If Canada doesn’t make these provisions permanent, its ranking will drop all the way to 13th, and that will likely reduce capital investment and, consequently, economic growth. Draft legislation released Aug. 15 made no mention of accelerated investment incentives or immediate expensing, so phase-out appears to be the country’s current trajectory. But the federal budget doesn’t come down until Nov. 4. Lawmakers can still reintroduce these provisions and also make them permanent — which they should do.
Before immediate writeoffs were introduced in 2018, Canada required businesses to deduct costs over time, as most countries do. Rules that simply set the pace for claiming deductions may not seem like a critical misstep, but the delays they establish allow time to erode the value of deductions, thus effectively increasing the costs of investment.

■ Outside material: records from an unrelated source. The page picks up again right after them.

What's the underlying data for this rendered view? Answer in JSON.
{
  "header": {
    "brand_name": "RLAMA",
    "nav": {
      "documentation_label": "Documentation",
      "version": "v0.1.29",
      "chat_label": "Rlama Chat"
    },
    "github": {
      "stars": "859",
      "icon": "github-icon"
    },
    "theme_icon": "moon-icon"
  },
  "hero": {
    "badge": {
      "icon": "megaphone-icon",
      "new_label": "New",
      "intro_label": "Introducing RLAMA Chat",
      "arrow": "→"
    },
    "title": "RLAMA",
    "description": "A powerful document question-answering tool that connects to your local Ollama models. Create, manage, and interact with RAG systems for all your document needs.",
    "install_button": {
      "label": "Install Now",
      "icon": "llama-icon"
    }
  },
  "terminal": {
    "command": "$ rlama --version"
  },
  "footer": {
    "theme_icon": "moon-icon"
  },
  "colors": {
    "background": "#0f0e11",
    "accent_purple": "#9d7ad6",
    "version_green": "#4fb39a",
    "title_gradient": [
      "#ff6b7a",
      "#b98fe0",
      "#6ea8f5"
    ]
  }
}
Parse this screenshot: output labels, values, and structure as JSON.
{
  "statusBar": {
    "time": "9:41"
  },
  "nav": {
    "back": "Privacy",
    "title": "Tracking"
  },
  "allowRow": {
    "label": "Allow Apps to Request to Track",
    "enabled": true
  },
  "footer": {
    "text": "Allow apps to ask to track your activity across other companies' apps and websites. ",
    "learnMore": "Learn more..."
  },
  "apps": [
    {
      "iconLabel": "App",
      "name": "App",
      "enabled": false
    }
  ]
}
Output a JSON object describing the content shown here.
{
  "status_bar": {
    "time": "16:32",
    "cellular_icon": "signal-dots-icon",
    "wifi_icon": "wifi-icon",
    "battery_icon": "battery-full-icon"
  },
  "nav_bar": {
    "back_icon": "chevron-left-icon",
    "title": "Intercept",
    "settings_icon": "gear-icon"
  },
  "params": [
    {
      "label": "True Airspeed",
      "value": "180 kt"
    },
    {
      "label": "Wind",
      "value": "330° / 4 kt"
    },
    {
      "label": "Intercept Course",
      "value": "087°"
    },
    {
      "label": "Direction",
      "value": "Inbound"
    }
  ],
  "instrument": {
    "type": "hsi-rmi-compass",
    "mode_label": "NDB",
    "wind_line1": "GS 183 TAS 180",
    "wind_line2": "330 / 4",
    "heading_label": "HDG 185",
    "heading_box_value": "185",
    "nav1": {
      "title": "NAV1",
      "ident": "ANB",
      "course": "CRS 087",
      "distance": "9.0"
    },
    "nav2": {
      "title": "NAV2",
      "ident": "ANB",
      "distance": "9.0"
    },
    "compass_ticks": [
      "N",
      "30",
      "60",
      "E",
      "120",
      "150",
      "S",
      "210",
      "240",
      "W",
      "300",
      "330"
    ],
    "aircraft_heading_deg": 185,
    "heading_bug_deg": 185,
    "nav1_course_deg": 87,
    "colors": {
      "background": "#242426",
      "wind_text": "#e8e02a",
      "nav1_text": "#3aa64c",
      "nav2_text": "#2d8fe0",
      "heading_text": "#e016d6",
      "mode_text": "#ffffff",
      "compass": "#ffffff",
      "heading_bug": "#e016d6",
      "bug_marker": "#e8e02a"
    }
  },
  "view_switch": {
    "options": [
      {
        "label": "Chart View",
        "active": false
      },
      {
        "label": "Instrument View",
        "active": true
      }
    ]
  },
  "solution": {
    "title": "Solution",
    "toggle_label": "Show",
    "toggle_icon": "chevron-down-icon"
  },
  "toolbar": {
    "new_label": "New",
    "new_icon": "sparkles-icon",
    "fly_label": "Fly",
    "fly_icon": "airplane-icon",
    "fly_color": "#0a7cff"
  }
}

When businesses cannot fully deduct capital expenditures, they make fewer investments in equipment and machinery, causing declines in worker productivity and wages. Allowing businesses to instead deduct the full costs of their investments right away puts Canada in a leading position — for now, at least. But investors need legal and policy certainty, and the latest investment data show that such confidence is still lacking, as investment in machinery and equipment has fallen to a record low. Making fast writeoffs permanent will provide the legal certainty necessary to attract and retain the investments that will help Canada reverse its current slow economic growth.
Canadian policy-makers should learn from their colleagues in the Anglosphere.
In the United Kingdom, the temporary super-deduction of 130 per cent for equipment, which expired in 2023, was replaced by full expensing. And long-lived assets now get a 50 per cent first-year deduction. This change is expected to raise long-run GDP by 0.9 per cent, investment by 1.5 per cent and wages by 0.8 per cent, all compared to pre-2021 rules.